Our circumstances fit quite well with Jesus’ assessment of His own situation in today Gospel.  “A prophet is not without honor except in his native place and among his own kin and in his own house.”  Jesus is asking the question, “To whom to you give your primary allegiance?”

Humans are group animals, tribal people by nature.  Sometimes we’re even like a pack of animals that just follow the most bombastic or intimidating voices.  We are socialized in tribal families and learn how to maneuver and manipulate.  How to do ‘the dance.’  This becomes our normal.  How to get what we want, or think we need, with the minimum of vulnerability. 

We can extend this maneuvering and divided allegiance motif to our national ethos of the ‘American Dream.’  America is the place where the ideal is everyone can do whatever they want, can ‘identify’ anyway they want and somehow, miraculously, we will all be united.  That’s not working.  We have created a sort of mirage which is still very appealing to many.  Despite our alleged white racist structure we are still one of the premier destinations for the world’s desperate and suffering people including people of color who are escaping their home countries of color because they are treated so poorly.  Yet despite all the messiness, ambiguity and hypocrisy we are still all created in God’s image and likeness.  God loves us all the same.
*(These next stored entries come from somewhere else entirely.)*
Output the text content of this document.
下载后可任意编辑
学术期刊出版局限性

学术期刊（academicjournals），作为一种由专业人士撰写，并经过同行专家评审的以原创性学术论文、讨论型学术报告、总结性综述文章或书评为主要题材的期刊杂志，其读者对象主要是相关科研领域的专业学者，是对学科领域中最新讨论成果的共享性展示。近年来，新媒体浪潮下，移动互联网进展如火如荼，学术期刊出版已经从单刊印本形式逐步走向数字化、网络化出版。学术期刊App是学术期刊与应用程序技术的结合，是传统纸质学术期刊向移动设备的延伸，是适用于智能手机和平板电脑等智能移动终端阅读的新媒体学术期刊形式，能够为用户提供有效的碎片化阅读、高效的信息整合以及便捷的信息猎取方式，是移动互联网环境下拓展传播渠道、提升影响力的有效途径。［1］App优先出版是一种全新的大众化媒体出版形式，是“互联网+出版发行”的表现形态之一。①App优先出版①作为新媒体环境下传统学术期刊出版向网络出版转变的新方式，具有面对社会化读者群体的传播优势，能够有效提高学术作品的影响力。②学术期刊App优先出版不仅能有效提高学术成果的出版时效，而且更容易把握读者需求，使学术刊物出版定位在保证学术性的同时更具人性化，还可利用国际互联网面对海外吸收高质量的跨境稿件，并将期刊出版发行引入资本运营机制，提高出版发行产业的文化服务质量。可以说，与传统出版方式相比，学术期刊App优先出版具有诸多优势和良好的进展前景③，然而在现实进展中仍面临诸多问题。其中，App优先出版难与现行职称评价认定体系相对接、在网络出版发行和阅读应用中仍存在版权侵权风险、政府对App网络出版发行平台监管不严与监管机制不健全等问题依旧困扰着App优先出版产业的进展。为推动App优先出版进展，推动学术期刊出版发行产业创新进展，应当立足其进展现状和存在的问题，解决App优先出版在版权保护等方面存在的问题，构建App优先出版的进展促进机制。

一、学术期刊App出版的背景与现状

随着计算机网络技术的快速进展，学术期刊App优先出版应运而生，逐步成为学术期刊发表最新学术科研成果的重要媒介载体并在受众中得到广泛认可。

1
In our more idealistic founding documents we even claim to be ‘one nation under God’, having ultimate allegiance to a Divine law, a Truth that is ‘self-evident’.  It seems that 2021 is an especially important time to revisit what this Divine law is all about.  The Catholic Church has libraries full of guidance on how to follow the Divine Law, but we must also untangle ourselves from the dance of the tribe and the self-centered pursuits of an elusive American Dream.

If we want miracles, AND WE DO NEED THEM, we have to put God first.  Since we are currently following the Gospel of Mark in our Sunday liturgies, it might be a good time to read through the whole Gospel of Mark in a just a few sittings.  It’s the shortest one; only about 16 chapters.  Once you get started it’s hard to put it down.  If you are on vacation and MAYBE forgot your Bible, you can even pull it up on your little divinely inspired hand-held device.

By our baptism we too, like Ezekiel, are called to be prophets, to eat this WORD and digest it.  To become what we eat. We too are called to minister to a rebellious people.  Let us now continue with the miracle of the Eucharistic celebration with a new commitment to actually becoming one body, one spirit in Christ.